How does SPARQL syntax compare to Cypher and Gremlin for querying graph data?
SPARQL is a declarative, SQL‑like language for RDF graphs, using PREFIX declarations and SELECT…WHERE { … } triple patterns. Cypher is also declarative but uses ASCII‑art ()-[]->() graph patterns, while Gremlin is an imperative traversal API chaining steps to walk the graph.
What competition exists among graph query languages like SPARQL, Cypher, and GQL?
There’s fierce competition among:
SPARQL for RDF graphs,
Cypher (and Gremlin) for property graphs,
GQL, a new standard (voted in 2019) rooted in Cypher and Oracle’s PGQL.

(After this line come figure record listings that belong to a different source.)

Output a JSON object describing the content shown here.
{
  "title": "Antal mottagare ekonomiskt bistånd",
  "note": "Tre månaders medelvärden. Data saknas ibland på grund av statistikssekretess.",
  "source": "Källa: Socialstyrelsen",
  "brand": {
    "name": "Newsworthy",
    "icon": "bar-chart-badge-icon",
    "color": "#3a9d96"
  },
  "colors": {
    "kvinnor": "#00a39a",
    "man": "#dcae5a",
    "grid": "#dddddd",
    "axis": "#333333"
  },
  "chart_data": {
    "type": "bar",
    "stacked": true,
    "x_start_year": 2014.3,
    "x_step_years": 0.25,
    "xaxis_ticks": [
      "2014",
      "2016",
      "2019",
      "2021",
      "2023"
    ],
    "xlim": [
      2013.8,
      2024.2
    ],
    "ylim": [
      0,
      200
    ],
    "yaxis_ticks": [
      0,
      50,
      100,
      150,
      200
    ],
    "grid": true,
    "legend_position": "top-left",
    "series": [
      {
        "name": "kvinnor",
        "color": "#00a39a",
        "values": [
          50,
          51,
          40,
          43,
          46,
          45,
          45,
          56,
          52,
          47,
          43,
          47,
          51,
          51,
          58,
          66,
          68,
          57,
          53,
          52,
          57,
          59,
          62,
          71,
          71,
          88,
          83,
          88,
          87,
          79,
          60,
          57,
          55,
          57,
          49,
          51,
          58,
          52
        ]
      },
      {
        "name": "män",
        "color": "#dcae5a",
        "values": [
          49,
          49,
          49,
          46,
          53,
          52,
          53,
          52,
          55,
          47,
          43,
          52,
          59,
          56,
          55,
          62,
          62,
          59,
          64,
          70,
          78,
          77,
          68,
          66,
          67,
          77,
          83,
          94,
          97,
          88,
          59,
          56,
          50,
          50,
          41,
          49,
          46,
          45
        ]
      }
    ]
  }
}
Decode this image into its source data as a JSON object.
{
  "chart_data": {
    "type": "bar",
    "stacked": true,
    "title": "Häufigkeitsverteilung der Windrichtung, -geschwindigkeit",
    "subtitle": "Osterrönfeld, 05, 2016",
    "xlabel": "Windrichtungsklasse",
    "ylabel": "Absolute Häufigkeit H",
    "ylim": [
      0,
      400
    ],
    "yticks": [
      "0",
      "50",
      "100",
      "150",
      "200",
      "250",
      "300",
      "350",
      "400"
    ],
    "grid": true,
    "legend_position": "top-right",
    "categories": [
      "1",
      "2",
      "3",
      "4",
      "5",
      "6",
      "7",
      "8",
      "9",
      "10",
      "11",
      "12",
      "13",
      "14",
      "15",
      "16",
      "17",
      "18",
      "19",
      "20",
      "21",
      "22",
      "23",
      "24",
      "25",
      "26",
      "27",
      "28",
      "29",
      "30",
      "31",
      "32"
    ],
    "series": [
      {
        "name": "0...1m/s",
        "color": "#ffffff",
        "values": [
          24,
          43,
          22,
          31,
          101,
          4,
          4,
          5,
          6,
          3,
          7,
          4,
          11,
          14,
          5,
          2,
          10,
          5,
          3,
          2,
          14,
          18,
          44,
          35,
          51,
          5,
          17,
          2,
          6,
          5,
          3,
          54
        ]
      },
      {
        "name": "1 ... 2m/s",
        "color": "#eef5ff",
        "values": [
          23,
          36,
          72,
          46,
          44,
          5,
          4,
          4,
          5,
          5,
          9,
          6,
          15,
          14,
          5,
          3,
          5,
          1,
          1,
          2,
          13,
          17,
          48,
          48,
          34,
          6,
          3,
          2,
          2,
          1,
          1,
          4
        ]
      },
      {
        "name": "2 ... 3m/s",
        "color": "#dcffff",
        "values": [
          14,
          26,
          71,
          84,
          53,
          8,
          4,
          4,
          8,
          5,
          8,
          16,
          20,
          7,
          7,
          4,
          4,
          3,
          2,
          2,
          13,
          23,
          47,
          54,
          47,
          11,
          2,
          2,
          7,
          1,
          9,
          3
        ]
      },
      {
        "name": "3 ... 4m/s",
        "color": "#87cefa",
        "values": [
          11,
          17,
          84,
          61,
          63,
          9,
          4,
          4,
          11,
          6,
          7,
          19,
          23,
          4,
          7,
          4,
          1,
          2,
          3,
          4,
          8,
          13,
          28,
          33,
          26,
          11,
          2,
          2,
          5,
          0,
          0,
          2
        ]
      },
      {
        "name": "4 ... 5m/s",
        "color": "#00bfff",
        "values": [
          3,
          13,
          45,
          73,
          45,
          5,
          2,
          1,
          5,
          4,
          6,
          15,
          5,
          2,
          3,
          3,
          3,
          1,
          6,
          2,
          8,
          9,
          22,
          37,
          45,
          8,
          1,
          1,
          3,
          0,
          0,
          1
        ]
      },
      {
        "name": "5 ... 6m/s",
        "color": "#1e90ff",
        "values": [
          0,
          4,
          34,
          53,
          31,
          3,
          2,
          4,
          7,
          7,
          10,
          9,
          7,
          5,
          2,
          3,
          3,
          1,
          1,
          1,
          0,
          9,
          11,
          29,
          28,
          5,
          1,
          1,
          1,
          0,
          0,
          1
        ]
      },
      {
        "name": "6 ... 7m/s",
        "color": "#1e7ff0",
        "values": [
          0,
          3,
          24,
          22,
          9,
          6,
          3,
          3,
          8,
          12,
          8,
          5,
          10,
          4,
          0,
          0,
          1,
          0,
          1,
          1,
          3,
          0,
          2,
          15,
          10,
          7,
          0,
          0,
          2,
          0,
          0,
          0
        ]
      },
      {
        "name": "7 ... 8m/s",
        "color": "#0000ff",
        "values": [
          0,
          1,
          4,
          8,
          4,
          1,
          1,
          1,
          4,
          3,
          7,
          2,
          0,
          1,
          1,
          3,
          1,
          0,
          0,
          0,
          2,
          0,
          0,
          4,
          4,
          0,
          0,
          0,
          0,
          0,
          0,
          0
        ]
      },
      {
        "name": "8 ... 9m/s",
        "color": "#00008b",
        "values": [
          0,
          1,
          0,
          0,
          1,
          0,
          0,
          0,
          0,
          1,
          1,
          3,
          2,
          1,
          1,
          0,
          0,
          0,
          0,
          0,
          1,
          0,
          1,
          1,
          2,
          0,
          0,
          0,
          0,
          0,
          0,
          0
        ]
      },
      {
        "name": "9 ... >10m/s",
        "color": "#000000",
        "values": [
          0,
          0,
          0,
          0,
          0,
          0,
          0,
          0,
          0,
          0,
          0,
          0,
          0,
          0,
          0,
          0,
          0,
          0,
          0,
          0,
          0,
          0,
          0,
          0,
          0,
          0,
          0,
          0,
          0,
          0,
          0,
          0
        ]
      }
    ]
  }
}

Multiple languages vie for dominance in querying graph data.
How do GraphFrames build on Spark DataFrames for easier graph computation?
They provide a DataFrame‑based API (instead of RDDs), with Scala and Python interfaces that tap into DataFrame optimizations, simpler syntax, SQL‑style queries, and built‑in support for motif finding—making graph ops more user‑friendly and performant.
How does GraphFrames differ from GraphX in terms of API, languages, and abstractions?
GraphFrames: DataFrames as core abstraction; Scala, Python (and Java?) APIs; vertex IDs of any Catalyst type; arbitrary DataFrame columns for vertex/edge properties; operations return GraphFrame/DataFrame.
GraphX: RDDs as core; Scala‑only; Long vertex IDs; VD/ED‑typed attributes; returns Graph[VD,ED] or RDDs.
What are examples of graph algorithms that GraphFrames support?
PageRank, breadth‑first search (BFS), shortest paths, connected components, strongly connected components, label propagation, triangle counting, SVDPlusPlus—and wrappers around GraphX algorithms plus custom Pregel‑style routines.